You know MacFarlane. He's the mind behind Fox's "Family Guy" and co-creator of "American Dad!" and "The Cleveland Show." Irreverent fellow, with a penchant for R-rated humor. A penchant that's let off the leash to romp in "Ted."

Ted is a teddy bear brought to life by the boyhood wish of his lonely owner, John, played by Mark Wahlberg. Friends for life, they are. Stuck in self-perpetuating adolescence, they are, in a haze of pot smoke and bleary beer interludes, even unto John's 35th birthday.

The situation is not to the liking of John's knockout girlfriend Lori, played by Mila Kunis. She wants him to grow up. She wants him to give Ted the heave-ho. She wants a wedding ring.

Ah! Dilemma! Easily sketched. And repeatedly underscored in a seemingly endless series of heart-to-hearts between John and Lori, between John and Ted, between Ted and Lori.

Earth to slacker: Grow up! Right. Got it. Now, can we move along?

'Fraid not. Because MacFarlane, who directed, co-wrote ("Family Guy" writers Alec Sulkin and Wellesley Wild share screenplay credit) and stars as Ted, thanks to the miracle of motion-capture technology, can't stop himself from coming up with all sorts of bad-boy-and-bear scenarios that range from crude to crass and circle back to crude again.
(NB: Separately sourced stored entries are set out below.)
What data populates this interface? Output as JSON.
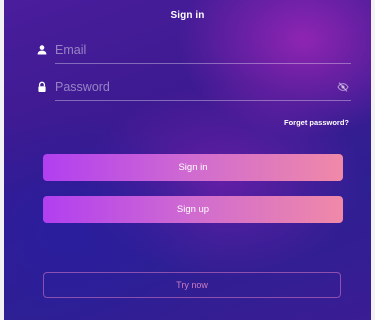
{
  "screen": {
    "title": "Sign in"
  },
  "form": {
    "email": {
      "value": "",
      "placeholder": "Email",
      "icon": "person-icon"
    },
    "password": {
      "value": "",
      "placeholder": "Password",
      "icon": "lock-icon",
      "toggle_icon": "eye-off-icon"
    },
    "forgot_label": "Forget password?"
  },
  "actions": {
    "sign_in_label": "Sign in",
    "sign_up_label": "Sign up",
    "try_now_label": "Try now"
  },
  "colors": {
    "background_top": "#4a1d9c",
    "background_bottom": "#2e1f92",
    "button_gradient_start": "#b13ff0",
    "button_gradient_end": "#f089a8",
    "outline_button_text": "#e68cc8"
  }
}
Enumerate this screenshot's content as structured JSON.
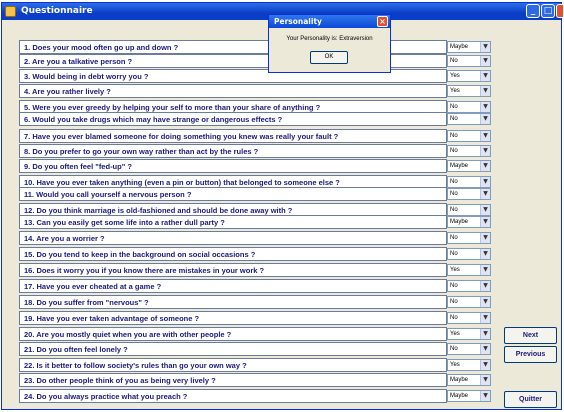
{
  "window": {
    "title": "Questionnaire"
  },
  "questions": [
    {
      "text": "1. Does your mood often go up and down ?",
      "answer": "Maybe"
    },
    {
      "text": "2. Are you a talkative person ?",
      "answer": "No"
    },
    {
      "text": "3. Would being in debt worry you ?",
      "answer": "Yes"
    },
    {
      "text": "4. Are you rather lively ?",
      "answer": "Yes"
    },
    {
      "text": "5. Were you ever greedy by helping your self to more than    your share of anything ?",
      "answer": "No"
    },
    {
      "text": "6. Would you take drugs which may have strange or dangerous effects ?",
      "answer": "No"
    },
    {
      "text": "7. Have you ever blamed someone for doing something you knew was really your fault ?",
      "answer": "No"
    },
    {
      "text": "8. Do you prefer to go your own way rather than act by the rules ?",
      "answer": "No"
    },
    {
      "text": "9. Do you often feel \"fed-up\" ?",
      "answer": "Maybe"
    },
    {
      "text": "10. Have you ever taken anything (even a pin or button) that belonged to someone else ?",
      "answer": "No"
    },
    {
      "text": "11. Would you call yourself a nervous person ?",
      "answer": "No"
    },
    {
      "text": "12. Do you think marriage is old-fashioned and should be done away with ?",
      "answer": "No"
    },
    {
      "text": "13. Can you easily get some life into a rather dull party ?",
      "answer": "Maybe"
    },
    {
      "text": "14. Are you a worrier ?",
      "answer": "No"
    },
    {
      "text": "15. Do you tend to keep in the background on social occasions ?",
      "answer": "No"
    },
    {
      "text": "16. Does it worry you if you know there are mistakes in your work ?",
      "answer": "Yes"
    },
    {
      "text": "17. Have you ever cheated at a game ?",
      "answer": "No"
    },
    {
      "text": "18. Do you suffer from \"nervous\" ?",
      "answer": "No"
    },
    {
      "text": "19. Have you ever taken advantage of someone ?",
      "answer": "No"
    },
    {
      "text": "20. Are you mostly quiet when you are with other people ?",
      "answer": "Yes"
    },
    {
      "text": "21. Do you often feel lonely ?",
      "answer": "No"
    },
    {
      "text": "22. Is it better to follow society's rules than go your own way ?",
      "answer": "Yes"
    },
    {
      "text": "23. Do other people think of you as being very lively ?",
      "answer": "Maybe"
    },
    {
      "text": "24. Do you always practice what you preach ?",
      "answer": "Maybe"
    }
  ],
  "buttons": {
    "next": "Next",
    "previous": "Previous",
    "quit": "Quitter"
  },
  "dialog": {
    "title": "Personality",
    "message": "Your Personality is: Extraversion",
    "ok": "OK"
  },
  "colors": {
    "titlebar": "#0a3ec6",
    "accent_text": "#1a1a7a",
    "close": "#e2512f"
  }
}
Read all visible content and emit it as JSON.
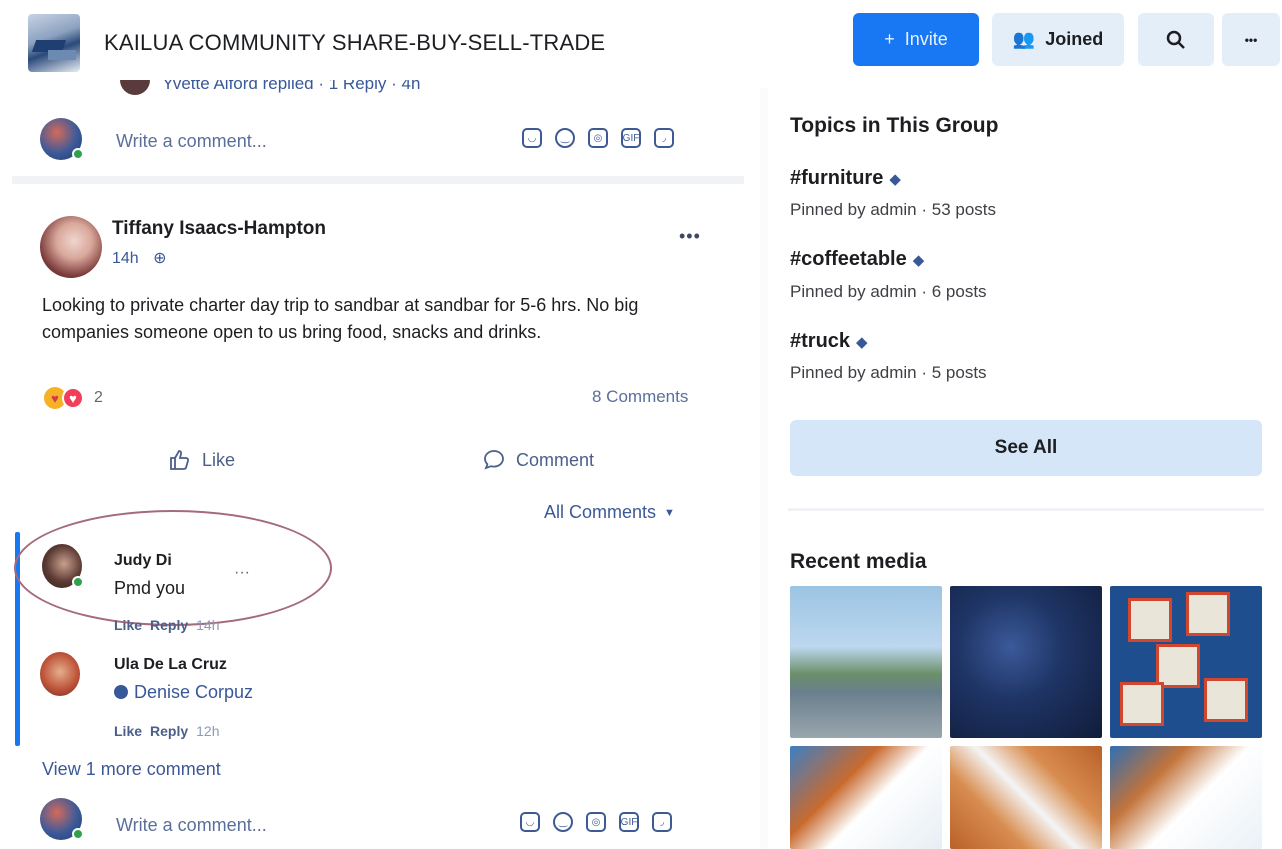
{
  "header": {
    "group_title": "KAILUA COMMUNITY SHARE-BUY-SELL-TRADE",
    "invite_label": "Invite",
    "joined_label": "Joined",
    "search_glyph": "🔍",
    "more_glyph": "•••"
  },
  "feed": {
    "partial_reply_text": "Yvette Alford replied · 1 Reply · 4h",
    "top_comment_placeholder": "Write a comment...",
    "post": {
      "author": "Tiffany Isaacs-Hampton",
      "time": "14h",
      "privacy_icon": "globe-icon",
      "text": "Looking to private charter day trip to sandbar at sandbar for 5-6 hrs. No big companies someone open to us bring food, snacks and drinks.",
      "reaction_count": "2",
      "comments_count": "8 Comments",
      "like_label": "Like",
      "comment_label": "Comment",
      "filter_label": "All Comments"
    },
    "comments": [
      {
        "name": "Judy Di",
        "text": "Pmd you",
        "like": "Like",
        "reply": "Reply",
        "time": "14h"
      },
      {
        "name": "Ula De La Cruz",
        "mention": "Denise Corpuz",
        "like": "Like",
        "reply": "Reply",
        "time": "12h"
      }
    ],
    "view_more": "View 1 more comment",
    "bottom_comment_placeholder": "Write a comment..."
  },
  "sidebar": {
    "topics_title": "Topics in This Group",
    "topics": [
      {
        "tag": "#furniture",
        "meta": "Pinned by admin · 53 posts"
      },
      {
        "tag": "#coffeetable",
        "meta": "Pinned by admin · 6 posts"
      },
      {
        "tag": "#truck",
        "meta": "Pinned by admin · 5 posts"
      }
    ],
    "see_all_label": "See All",
    "recent_media_title": "Recent media"
  },
  "colors": {
    "accent": "#1877f2",
    "link": "#385898",
    "button_light": "#e4eef9",
    "online": "#31a24c"
  }
}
The butt, occasionally in a literal sense, of many of the jokes is Wahlberg. Whether croaking a love ode to his beloved Lori before a jeering mass audience (man, that man truly cannot sing) or enduring an actual bare-butt beating in a frenzied fight with his buddy the bear, Wahlberg gamely submits to a huge amount of humiliation for the sake of the picture.

Some of this is undeniably funny, but the humor is very hit-or-miss. And beneath the surface cynicism MacFarlane sells so aggressively is a river of soppy sentimentality that drowns the picture in the late innings.

So beware the bear. He's raunchy, rude and too self-impressed for his own good.